Puis posément elle quitta le jardin en le contournant à l’intérieur dans le sens des aiguilles d’une montre. Sur son chemin alors que la Rose de Lumière lui était apparue à l’ Est , elle trouva une fourmilière sur le côté Sud ; elle s’attarda un instant à regarder ces petites ouvrières qui inlassablement cheminaient en deux rangs parallèles les unes sortant de la fourmilière pour aller chercher de microscopiques débris d’aliment, d’herbes et poussières de bois, les autres revenant vers leur logis le dos chargés de leur butin précieux, elle fit encore quelques pas et tourna alors coté Ouest ou sous un grand chêne elle du sauter un petit ruisseau d’arrosage et remarqua à ses pieds au-dessus de l’eau courante un petit myosotis bleu au cœur rouge, minuscule, solitaire parmi des tiges d’avoine folle . Elle se souvient alors de la belle légende du Chevalier et du cri d’Adieu qu’il avait lancé à sa Belle Fiancée avant d’être emporté par les eaux, « Ne m’oubliez pas », elle resta un moment pensive et murmura « Non je ne t’oublierai jamais petit Myosotis », puis elle se dirigea vers la sortie et ramassa sur son parcours une tige sèche qui ressemblait à une baguette, elle continua d’avancer en s’amusant à remuer de petits graviers qui jonchaient le sol, mais au moment d’atteindre enfin la porte du jardin, elle remarqua sous des herbes au pied d’un jeune rosier, un serpent qui ondulait son corps et se dirigeait vers elle, interdite elle tendit la tige vers lui et lui dit « Sauves toi Serpent, disparait à jamais dans ton royaume, je n’ai pas peur de toi, sauves toi, vas-t-en, vas-t-en , vas-t-en à tout jamais !, le serpent disparut tout aussitôt dans la nature.

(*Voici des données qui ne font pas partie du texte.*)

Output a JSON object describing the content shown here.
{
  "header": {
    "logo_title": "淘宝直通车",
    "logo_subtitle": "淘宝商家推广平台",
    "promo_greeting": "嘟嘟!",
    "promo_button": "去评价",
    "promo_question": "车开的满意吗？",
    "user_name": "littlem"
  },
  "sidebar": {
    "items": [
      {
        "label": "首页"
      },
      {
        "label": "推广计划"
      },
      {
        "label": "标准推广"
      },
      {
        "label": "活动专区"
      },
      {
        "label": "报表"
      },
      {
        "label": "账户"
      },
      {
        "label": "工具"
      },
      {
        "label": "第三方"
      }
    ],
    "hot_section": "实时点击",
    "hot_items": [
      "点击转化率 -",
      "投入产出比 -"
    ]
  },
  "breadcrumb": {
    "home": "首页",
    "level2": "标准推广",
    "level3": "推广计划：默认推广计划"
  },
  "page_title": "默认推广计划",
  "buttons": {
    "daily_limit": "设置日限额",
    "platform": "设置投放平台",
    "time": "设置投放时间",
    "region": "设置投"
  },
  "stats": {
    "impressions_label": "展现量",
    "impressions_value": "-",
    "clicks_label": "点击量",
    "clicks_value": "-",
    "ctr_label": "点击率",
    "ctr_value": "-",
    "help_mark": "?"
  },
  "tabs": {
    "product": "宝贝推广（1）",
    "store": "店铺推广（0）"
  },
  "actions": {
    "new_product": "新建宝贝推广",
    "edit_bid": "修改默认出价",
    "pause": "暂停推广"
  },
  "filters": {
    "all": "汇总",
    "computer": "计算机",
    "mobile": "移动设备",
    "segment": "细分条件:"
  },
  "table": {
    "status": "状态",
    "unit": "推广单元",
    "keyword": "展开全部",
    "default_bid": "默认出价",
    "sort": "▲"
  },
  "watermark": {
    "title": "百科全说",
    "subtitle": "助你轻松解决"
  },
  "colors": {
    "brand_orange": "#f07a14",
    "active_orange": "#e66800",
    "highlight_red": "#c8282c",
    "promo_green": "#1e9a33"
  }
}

Elle s’éloigna alors à pas vif et atteignit à quelques 10 mètres de là, au milieu de l’allée la sortie du Jardin qu’elle franchit sans se retourner, pour rentrer dans la réalité du monde.



Déjà, sous les sept amandiers fleuris qui s’étalaient de part et d’autre de la sortie du jardin, le prolongeant quelque peu à l’extérieur, des tables longues en bois blanc et des tabourets avaient été disposés. Sur les tables juponnées de nappes blanches étaient offerts les gâteaux, les corbeilles de fruits de saison, les boissons, les jus de fruits et limonades pour les enfants et les cidres pour les grands et dans deux immenses coupelles en chaque bout de table se trouvaient des morceaux de glace pour rafraichir les bouteilles. Sur une petite table de côté se trouvaient déposés les cadeaux d’anniversaire. Tout autour des tables sa famille et les invités déjà se saluaient et parlaient joyeusement. Avant de les rejoindre pour commencer la célébration de son anniversaire elle s’arrêta un instant pour contempler cette scène heureuse, tous souriaient, la joie brillaient dans leurs yeux et tous en la voyant s’écrièrent « Bon Anniversaire Lucile ».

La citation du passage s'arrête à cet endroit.